Martin Amis, on the other hand, when appraising Nabokov's oeuvre, claimed Mary was one of his best works, calling it a "little beauty."

===Analysis===
In Mary, Nabokov explores many of the metaphysical ideas of French philosopher Henri Bergson and investigates the nature of the relationships between time, memory and consciousness, as noticed by scholars like Boyd and Eric Laursen.

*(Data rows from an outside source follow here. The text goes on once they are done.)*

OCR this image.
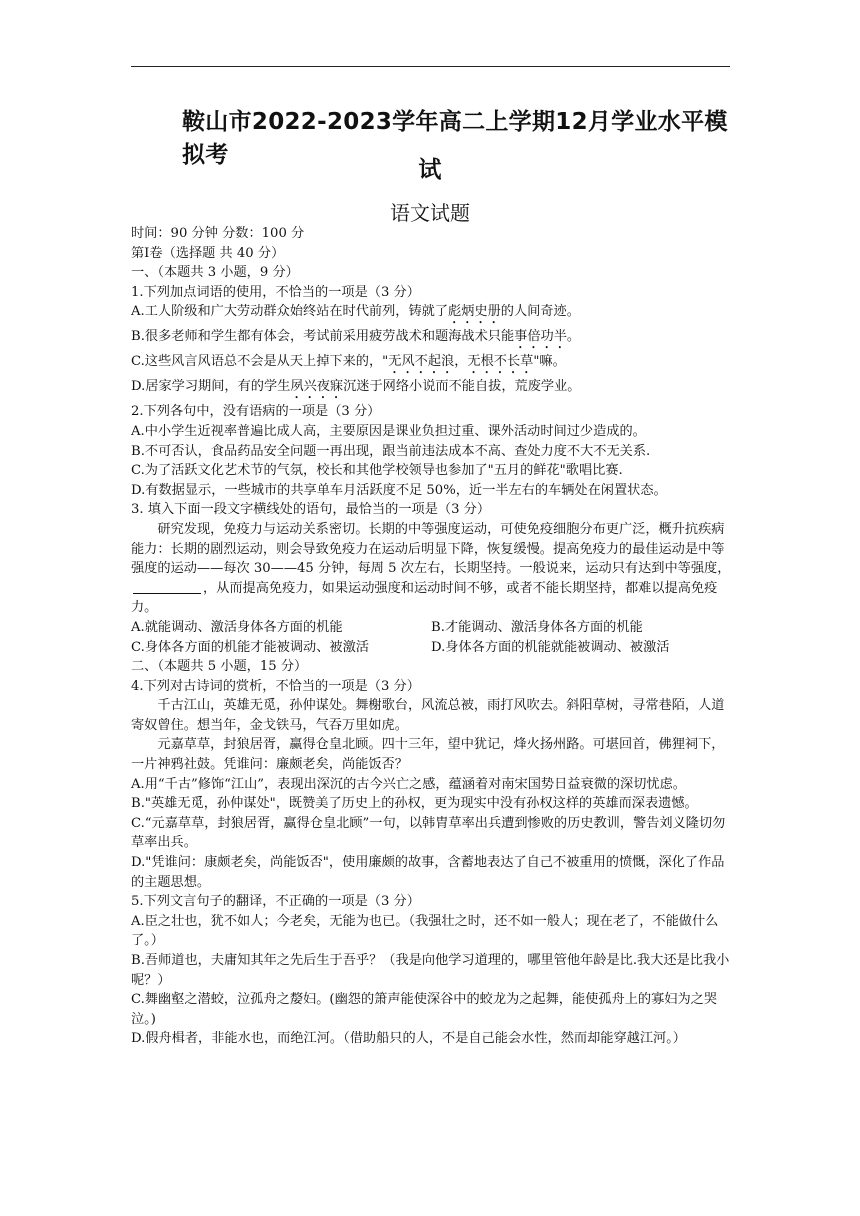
鞍山市2022-2023学年高二上学期12月学业水平模拟考
试
语文试题

时间：90 分钟 分数：100 分

第Ⅰ卷（选择题 共 40 分）

一、（本题共 3 小题，9 分）

1.下列加点词语的使用，不恰当的一项是（3 分）

A.工人阶级和广大劳动群众始终站在时代前列，铸就了彪炳史册的人间奇迹。

B.很多老师和学生都有体会，考试前采用疲劳战术和题海战术只能事倍功半。

C.这些风言风语总不会是从天上掉下来的，"无风不起浪，无根不长草"嘛。

D.居家学习期间，有的学生夙兴夜寐沉迷于网络小说而不能自拔，荒废学业。

2.下列各句中，没有语病的一项是（3 分）

A.中小学生近视率普遍比成人高，主要原因是课业负担过重、课外活动时间过少造成的。

B.不可否认，食品药品安全问题一再出现，跟当前违法成本不高、查处力度不大不无关系.

C.为了活跃文化艺术节的气氛，校长和其他学校领导也参加了"五月的鲜花"歌唱比赛.

D.有数据显示，一些城市的共享单车月活跃度不足 50%，近一半左右的车辆处在闲置状态。

3. 填入下面一段文字横线处的语句，最恰当的一项是（3 分）

研究发现，免疫力与运动关系密切。长期的中等强度运动，可使免疫细胞分布更广泛，概升抗疾病能力：长期的剧烈运动，则会导致免疫力在运动后明显下降，恢复缓慢。提高免疫力的最佳运动是中等强度的运动——每次 30——45 分钟，每周 5 次左右，长期坚持。一般说来，运动只有达到中等强度，，从而提高免疫力，如果运动强度和运动时间不够，或者不能长期坚持，都难以提高免疫力。

A.就能调动、激活身体各方面的机能	B.才能调动、激活身体各方面的机能
C.身体各方面的机能才能被调动、被激活	D.身体各方面的机能就能被调动、被激活

二、（本题共 5 小题，15 分）

4.下列对古诗词的赏析，不恰当的一项是（3 分）

千古江山，英雄无觅，孙仲谋处。舞榭歌台，风流总被，雨打风吹去。斜阳草树，寻常巷陌，人道寄奴曾住。想当年，金戈铁马，气吞万里如虎。

元嘉草草，封狼居胥，赢得仓皇北顾。四十三年，望中犹记，烽火扬州路。可堪回首，佛狸祠下，一片神鸦社鼓。凭谁问：廉颇老矣，尚能饭否？

A.用“千古”修饰“江山”，表现出深沉的古今兴亡之感，蕴涵着对南宋国势日益衰微的深切忧虑。

B."英雄无觅，孙仲谋处"，既赞美了历史上的孙权，更为现实中没有孙权这样的英雄而深表遗憾。

C.“元嘉草草，封狼居胥，赢得仓皇北顾”一句，以韩胄草率出兵遭到惨败的历史教训，警告刘义隆切勿草率出兵。

D."凭谁问：康颇老矣，尚能饭否"，使用廉颇的故事，含蓄地表达了自己不被重用的愤慨，深化了作品的主题思想。

5.下列文言句子的翻译，不正确的一项是（3 分）

A.臣之壮也，犹不如人；今老矣，无能为也已。（我强壮之时，还不如一般人；现在老了，不能做什么了。）

B.吾师道也，夫庸知其年之先后生于吾乎？（我是向他学习道理的，哪里管他年龄是比.我大还是比我小呢？）

C.舞幽壑之潜蛟，泣孤舟之嫠妇。(幽怨的箫声能使深谷中的蛟龙为之起舞，能使孤舟上的寡妇为之哭泣。)

D.假舟楫者，非能水也，而绝江河。（借助船只的人，不是自己能会水性，然而却能穿越江河。）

Furthermore, the issue of solipsism, which, according to Alfred Appel, is "a central concern" in Nabokov's oeuvre, is prominently featured in Mary, as Ganin struggles with the self-created image of his first love. As Leona Toker remarks, "the romance which started solipsistically in the imagination [ends], no less solipsistically".

==Film adaptation==
A film adaptation, titled Maschenka after the original Russian title, was released in 1987. The film, directed by John Goldschmidt with screenplay by John Mortimer, starred Cary Elwes as Ganin and Irina Brook as Maschenka. John Goldschmidt won the Cine De Luca Award for directing 'Maschenka" at the Monte Carlo TV Festival.

==Publication history==

- 1970, USA, McGraw-Hill
- 1989, USA, Vintage International ISBN 0-679-72620-9, Pub Date November 1989

===English translation and authorial changes===

The novel first appeared in English in 1970 in a translation by Michael Glenny "in collaboration with the author." According to Nabokov, "I realized as soon as [we] started that our translation should be as faithful to the text as I would have insisted on its being had that text not been mine." He further stated that "The only adjustments I deemed necessary are limited to brief utilitarian phrases in three or four pages alluding to routine Russian matters ...[and] the switch of seasonal dates in Ganin's Julian Calendar to those of the Gregorian style in general use."